If closures are carried out by diktat, many parents, including those in essential services like the NHS would have to stay home from work to look after their children.

They cannot ask grandparents to look after them, because grandparents are liable to die of the virus.
The plan must be to organise Small-Group Child Care.
The principle is that if a child is in contact with only 5 other children, that child is less likely to become infected than in a group of 500 children.
First, parents who wish to keep their children home should be allowed to do so. Immediately.
Second, the school can be kept open to care for children whose parents are absolutely unable to find alternatives. In this case, children will be segregated into as small groups as possible, each group with its own teachers and its own space. Play times will be staggered. It is important to keep the children in their groups as they arrive and depart, so these times will be staggered.

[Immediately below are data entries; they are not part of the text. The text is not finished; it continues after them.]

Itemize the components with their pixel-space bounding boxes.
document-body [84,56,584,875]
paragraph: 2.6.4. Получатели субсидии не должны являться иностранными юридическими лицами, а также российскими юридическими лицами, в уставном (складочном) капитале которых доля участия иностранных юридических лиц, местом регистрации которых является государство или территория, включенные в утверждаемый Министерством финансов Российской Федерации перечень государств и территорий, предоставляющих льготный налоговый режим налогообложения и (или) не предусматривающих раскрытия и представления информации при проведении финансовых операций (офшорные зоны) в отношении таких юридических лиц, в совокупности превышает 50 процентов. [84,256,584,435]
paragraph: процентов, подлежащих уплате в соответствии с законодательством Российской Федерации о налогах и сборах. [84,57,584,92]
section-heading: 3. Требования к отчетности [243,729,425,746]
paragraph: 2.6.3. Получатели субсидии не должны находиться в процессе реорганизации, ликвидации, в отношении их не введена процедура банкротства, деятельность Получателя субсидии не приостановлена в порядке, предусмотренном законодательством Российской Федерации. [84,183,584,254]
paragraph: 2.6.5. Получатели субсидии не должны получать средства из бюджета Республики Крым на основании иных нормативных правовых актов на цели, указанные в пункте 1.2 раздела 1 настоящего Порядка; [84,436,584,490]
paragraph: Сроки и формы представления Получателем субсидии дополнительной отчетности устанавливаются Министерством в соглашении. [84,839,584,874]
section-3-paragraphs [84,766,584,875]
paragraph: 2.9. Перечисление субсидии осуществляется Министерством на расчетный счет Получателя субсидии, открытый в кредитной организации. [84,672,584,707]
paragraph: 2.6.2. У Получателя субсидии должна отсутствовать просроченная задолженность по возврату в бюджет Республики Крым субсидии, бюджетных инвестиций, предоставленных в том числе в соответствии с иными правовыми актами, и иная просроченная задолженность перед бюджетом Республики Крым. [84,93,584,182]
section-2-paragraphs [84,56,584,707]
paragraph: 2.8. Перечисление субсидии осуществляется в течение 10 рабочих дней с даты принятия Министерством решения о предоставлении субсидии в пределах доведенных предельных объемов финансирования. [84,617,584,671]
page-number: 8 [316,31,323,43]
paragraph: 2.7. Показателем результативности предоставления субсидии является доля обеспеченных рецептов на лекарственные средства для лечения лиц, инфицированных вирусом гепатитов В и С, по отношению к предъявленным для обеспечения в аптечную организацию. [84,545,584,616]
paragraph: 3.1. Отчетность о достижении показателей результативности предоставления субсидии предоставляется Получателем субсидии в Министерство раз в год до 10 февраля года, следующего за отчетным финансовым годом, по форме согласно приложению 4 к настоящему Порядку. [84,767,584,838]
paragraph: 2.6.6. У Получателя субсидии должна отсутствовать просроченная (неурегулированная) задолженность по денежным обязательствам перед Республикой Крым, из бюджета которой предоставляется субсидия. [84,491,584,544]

If a child in a group becomes a contact, that group will have to be further isolated and observed.
Existing child care services in the community will continue, but again, will be divided into smaller groups. Each carer would have a specified group of children to look after - maybe 3, 4 or 5. The groups will be as small as possible, the same children in each group.
New groups can be organised in neighbours' houses, or with friends.
Child care must be provided - again in small groups - by workplaces, especially hospitals and healthcare generally, where a high proportion of the staff are female.
It should not be assumed that the mother must be the one to stay home. If say the mother is a nurse, and the father is an accountant, the father should stay home, even if he earns far more than the mother.

In SGCC the children can still pass the virus on, but to lower numbers of children.

So small group child care will slow the virus spread.

Yes, this is all very inconvenient. But, in the end, disease and death is even more inconvenient.

Children are resilient, and can accept the change in their life when they realise its important, and that it is only for a defined period. Importantly, screen time, which used to be a problem, will now be allowed.
In conclusion, the Green Party should oppose the Disease Caused Herd Immunity (DCHI) plan, and call for measures to limit the rate of spread while we wait for a vaccine to come up. School closures are an important part of rate limitation, but schools must be replaced by small group child care (SGCC).

Note
1 UK population is 60 million. 80% of this is 48,000,000.
Government believes the Case Fatality rate is 1%, which means 480,000 deaths.
If the CFR is 2%, we will get 960,000 deaths.

Dr Richard Lawson MB BS, MRCPsych
Draft 1 16/3/2020

Two days after I wrote this, Government ordered schools to close.